L'Église protestante de Kanaky Nouvelle-Calédonie (ÉPKNC), dénommée jusqu'en 2013 Église évangélique en Nouvelle-Calédonie et aux îles Loyauté (ÉÉNCIL), d'origine calviniste, est la principale Église protestante historique en Nouvelle-Calédonie. Elle est membre de la Communion mondiale d'Églises réformées (et, avant sa création en 2010, de l'Alliance réformée mondiale), du Conseil œcuménique des Églises, de la Conférence des Églises du Pacifique et de la Cevaa - Communauté d'Églises en Mission.

Elle compte environ 40 000 membres, et est très importante au sein de la communauté Kanak de l'archipel, et est issue des deux principales missions protestantes venues au XIXe siècle pour évangéliser les populations autochtones : la London Missionary Society britannique et la Société des missions évangéliques de Paris française. Elle est organisée en quatre régions (Grande Terre, Nengone, Drehu et Iaai), 18 consistoires et 94 paroisses.

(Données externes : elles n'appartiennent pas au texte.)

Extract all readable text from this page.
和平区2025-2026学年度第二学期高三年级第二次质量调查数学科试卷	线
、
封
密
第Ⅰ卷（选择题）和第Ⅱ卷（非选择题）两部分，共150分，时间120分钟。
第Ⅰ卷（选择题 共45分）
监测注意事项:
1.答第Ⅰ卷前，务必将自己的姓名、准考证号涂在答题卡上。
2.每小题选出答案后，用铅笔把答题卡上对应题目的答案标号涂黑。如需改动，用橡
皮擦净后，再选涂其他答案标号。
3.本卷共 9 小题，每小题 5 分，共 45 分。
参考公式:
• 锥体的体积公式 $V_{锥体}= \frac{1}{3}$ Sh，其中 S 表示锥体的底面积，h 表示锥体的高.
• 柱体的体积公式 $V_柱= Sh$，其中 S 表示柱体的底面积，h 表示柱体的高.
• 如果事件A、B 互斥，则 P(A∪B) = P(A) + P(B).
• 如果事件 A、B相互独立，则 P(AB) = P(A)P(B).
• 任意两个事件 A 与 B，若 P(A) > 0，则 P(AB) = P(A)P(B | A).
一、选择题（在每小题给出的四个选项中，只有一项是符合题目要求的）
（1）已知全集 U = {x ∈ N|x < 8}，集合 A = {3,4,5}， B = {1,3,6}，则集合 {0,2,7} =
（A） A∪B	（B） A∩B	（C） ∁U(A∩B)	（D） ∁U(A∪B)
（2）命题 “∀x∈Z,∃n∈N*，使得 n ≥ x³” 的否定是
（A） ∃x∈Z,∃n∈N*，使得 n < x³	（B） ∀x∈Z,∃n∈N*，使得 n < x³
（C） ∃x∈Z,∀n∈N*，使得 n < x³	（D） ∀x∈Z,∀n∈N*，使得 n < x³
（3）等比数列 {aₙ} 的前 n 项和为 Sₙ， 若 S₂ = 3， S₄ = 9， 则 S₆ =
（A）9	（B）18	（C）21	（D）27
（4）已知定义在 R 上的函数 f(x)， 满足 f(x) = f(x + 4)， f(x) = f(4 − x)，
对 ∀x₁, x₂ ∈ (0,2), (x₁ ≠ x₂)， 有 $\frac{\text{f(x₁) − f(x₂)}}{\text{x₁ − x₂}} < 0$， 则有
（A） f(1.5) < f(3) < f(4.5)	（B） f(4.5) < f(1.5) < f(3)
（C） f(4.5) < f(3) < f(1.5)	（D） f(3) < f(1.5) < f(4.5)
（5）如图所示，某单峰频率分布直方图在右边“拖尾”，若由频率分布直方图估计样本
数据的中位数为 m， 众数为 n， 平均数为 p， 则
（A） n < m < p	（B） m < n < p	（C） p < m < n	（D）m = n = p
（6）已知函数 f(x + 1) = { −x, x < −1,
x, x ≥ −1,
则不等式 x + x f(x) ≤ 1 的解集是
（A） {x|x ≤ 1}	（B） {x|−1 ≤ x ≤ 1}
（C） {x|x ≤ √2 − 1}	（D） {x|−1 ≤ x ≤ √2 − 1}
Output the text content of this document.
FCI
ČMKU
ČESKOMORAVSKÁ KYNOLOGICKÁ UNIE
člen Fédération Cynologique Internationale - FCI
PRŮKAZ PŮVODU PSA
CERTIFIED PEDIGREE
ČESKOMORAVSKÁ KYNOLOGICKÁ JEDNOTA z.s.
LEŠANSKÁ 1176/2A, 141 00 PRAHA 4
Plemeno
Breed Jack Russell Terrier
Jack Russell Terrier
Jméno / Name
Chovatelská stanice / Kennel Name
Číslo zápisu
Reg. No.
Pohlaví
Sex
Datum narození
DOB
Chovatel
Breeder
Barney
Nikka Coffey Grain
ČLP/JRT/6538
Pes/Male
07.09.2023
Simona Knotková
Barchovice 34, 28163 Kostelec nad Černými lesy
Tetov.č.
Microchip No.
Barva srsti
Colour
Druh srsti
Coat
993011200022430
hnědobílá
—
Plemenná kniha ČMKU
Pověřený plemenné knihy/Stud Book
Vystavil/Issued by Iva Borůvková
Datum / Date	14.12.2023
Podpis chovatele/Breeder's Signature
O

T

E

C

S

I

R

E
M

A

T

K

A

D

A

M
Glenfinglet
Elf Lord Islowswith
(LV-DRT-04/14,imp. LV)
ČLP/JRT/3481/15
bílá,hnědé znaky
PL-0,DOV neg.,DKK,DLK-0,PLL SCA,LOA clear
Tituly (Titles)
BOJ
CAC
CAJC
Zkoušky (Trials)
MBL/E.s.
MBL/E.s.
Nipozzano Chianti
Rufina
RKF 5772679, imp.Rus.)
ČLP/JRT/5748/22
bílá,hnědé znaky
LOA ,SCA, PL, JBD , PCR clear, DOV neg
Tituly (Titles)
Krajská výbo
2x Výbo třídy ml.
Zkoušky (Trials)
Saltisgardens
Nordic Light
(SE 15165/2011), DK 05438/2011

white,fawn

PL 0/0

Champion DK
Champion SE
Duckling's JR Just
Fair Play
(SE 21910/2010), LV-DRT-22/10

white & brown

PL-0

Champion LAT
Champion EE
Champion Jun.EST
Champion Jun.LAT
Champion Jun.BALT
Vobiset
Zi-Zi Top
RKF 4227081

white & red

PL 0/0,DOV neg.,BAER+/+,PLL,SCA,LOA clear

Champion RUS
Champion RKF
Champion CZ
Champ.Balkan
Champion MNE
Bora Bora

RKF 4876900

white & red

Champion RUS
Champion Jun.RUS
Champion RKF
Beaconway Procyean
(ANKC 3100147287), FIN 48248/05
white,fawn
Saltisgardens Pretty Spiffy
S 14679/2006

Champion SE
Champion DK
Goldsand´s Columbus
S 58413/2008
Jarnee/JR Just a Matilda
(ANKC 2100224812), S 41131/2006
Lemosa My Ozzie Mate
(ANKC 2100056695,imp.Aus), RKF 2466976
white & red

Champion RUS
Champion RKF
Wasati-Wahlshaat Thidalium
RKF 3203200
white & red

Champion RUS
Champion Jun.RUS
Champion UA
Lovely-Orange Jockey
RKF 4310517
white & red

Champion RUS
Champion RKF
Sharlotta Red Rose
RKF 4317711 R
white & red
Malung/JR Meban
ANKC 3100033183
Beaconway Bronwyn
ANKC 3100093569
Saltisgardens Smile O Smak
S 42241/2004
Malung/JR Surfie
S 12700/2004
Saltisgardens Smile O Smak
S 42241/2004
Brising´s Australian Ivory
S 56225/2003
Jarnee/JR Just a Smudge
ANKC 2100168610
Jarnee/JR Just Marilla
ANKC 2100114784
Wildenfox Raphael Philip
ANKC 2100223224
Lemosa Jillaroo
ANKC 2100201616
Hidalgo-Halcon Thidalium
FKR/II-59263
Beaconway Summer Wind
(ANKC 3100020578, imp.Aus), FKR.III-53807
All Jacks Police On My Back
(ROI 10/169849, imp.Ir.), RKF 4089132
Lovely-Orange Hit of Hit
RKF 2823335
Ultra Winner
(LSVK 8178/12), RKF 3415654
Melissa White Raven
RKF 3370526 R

Historique[modifier | modifier le code]

Les deux premiers missionnaires installés en Nouvelle-Calédonie sont deux missionnaires polynésiens Samoans de la London Missionary Society, Noa (Noé) et Taniela (Daniel), arrivés sur l'île des Pins en 1840, trois ans avant l'arrivée des premiers missionnaires catholiques à Balade, au nord-est de la Grande Terre. Le navire de la LMS, le Camden, dépose deux autres pasteurs à Yaté, au sud-est de la Grande Terre. Si les évangélisateurs sont accueillis plus ou moins bien par les clans locaux, ceux-ci finissent par être convertis.

Toujours en 1840, Taniela et un autre prédicateur polynésien, Tataïo, sont envoyés aux îles Loyauté, sur l'île de Maré. L'année suivante, un tongien récemment arrivé sur l'île, Fao, est envoyé à Lifou où il est à l'origine de la fondation du foyer Bethany, première école pastorale de l'archipel d'où sortent les premiers natas (pasteurs en nengone) et hna'miatr (pasteur en drehu) Kanak formés afin d'aider à l'évangélisation d'Ouvéa et de la Grande Terre, voire dans les autres îles du Pacifique tels que les Nouvelles-Hébrides (actuel Vanuatu) ou les Îles du Détroit de Torrès et la Papouasie-Nouvelle-Guinée, prêchant de manière itinérante en passant de tribu en tribu.

Après le départ en 1842 des pasteurs Slatyer et Buzacott, et du premier Taniela, seulement sept missionnaires indigènes sont laissés, et plutôt abandonnés, pendant trois ans, d'abord par défaut de bateau, et avec beaucoup d'inquiétude, jusqu'à l'arrivée en 1845 des pasteurs Murray et Turner :

  • Touaourou : Ta'Unga, Teura, Noa,
  • Maré : Tataio, Taniela (de Pago-Pago),
  • Lifou : Fao, Zakaria.

Le succès de l'évangélisation protestante en Nouvelle-Calédonie s'explique par la bonne connaissance des pasteurs du mode de fonctionnement coutumier, des coutumes et cultures locales, les missionnaires de la LMS étant les premiers à fournir des études de type ethnologiques sur les sociétés et langues kanak (l'apprentissage de ces dernières étant importante pour une Église réformée donnant une grande importance à la prédication dans la langue des fidèles, la première traduction de la Bible en langue étant une version en drehu du Nouveau Testament produite par le pasteur Samuel MacFarlane à Lifou dès les années 1860).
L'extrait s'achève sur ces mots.